An Update on Prisons and Jails as the Courts Expand Operations

As the court system expands operations this week, people have questions about the current status of the correctional system. Today’s post covers some of the things we know.

Today, the prison population stands at 31,672 inmates—down almost 10 percent from the start of the pandemic in North Carolina.


A portion of that decline, though, is the result of an increased number of inmates held in backlog status in the county jails. That was to be expected in light of the continuing moratorium on most inmate transfers from jail to prison, initiated on April 6. As of last week there were over 1,600 backlog inmates in the county jails. The prison system, in cooperation with the county sheriffs, plans to resume transfers soon (using half-full buses to accommodate safe distancing requirements), with a goal of reducing the backlog by 700 inmates by the end of June.

An issue associated with an increased jail backlog is that some sentenced inmates stuck in a holding pattern in the jails wind up serving more time than they would if they were promptly transferred into a state prison. It’s a legitimate concern. Each day spent in jail is a missed opportunity to accrue Earned Time and other sentence credits. That’s one of the reasons it has long been the case that low-level felons wind up serving a greater percentage of their minimum sentence than serious felons, as discussed here back in 2015. And here in 2010.

To give an example, a defendant who receives a 10–21 month sentence who serves that sentence in prison will typically be released between 10 and 11 months. If the person stays in jail, and thus never receives any sentence credits, he or she will not be eligible for release to post-release supervision until 12 months. The gap widens if you consider longer sentences.

If a backlogged defendant accrues jail credit that passes the “maximum minus 9” point (or the “maximum minus 12” point in the case of a Class B1–E felony, or the “maximum minus 60” point in the case of a Class B1–E sex offender), counsel should reach out to Combined Records at (919) 324-1359 to facilitate a release directly from the jail to post-release supervision. This is not something that will happen automatically. If a backlogged defendant has somehow accrued credit in excess of the maximum sentence, the sentence is served and there is no post-release supervision at all. The defendant should be released immediately.

Is it necessarily the case that a backlogged defendant cannot accrue any sentence credits? No. If a backlogged inmate has worked or completed programs in the county jail while awaiting transfer, and the jail provides proof of that, DACJJ will reduce the sentence along the lines of a similarly situated prison inmate. A simple letter signed by the jail administrator describing the work and the span of time during which it was performed would suffice. A small number of jails have occasionally provided these letters for years.

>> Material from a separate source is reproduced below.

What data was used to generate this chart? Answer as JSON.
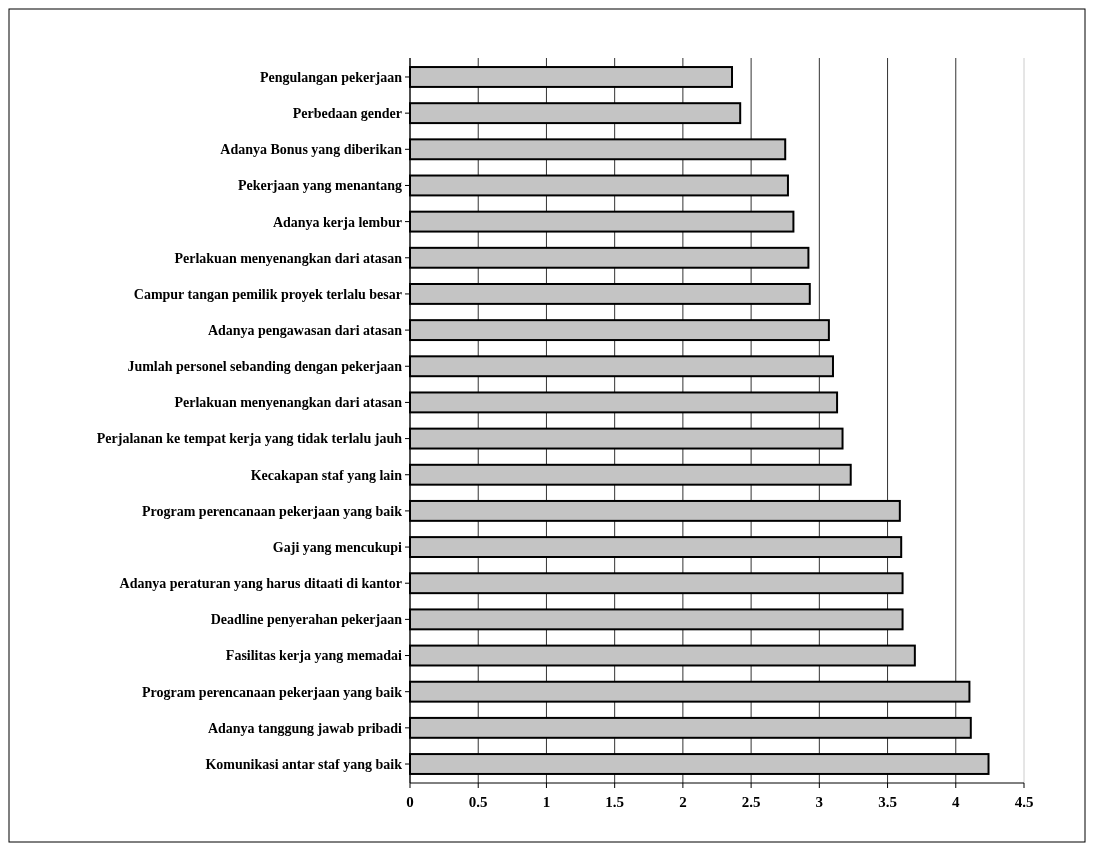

A court could recommend the award of such credit, but its application is generally a matter of sentence administration within the discretion of the administrative agency. The one thing a judge can control without a doubt is the length of the sentence itself. In an appropriate case I could imagine the court finding the pandemic backlog and its credit repercussions as a mitigating factor and shortening the sentence accordingly. It might also be a reason for reducing a sentence upon revocation of probation, as provided in G.S. 15A-1344(d1).

The prison system is considering additional updates to its sentence credit policy. I’ll post an update if there are changes.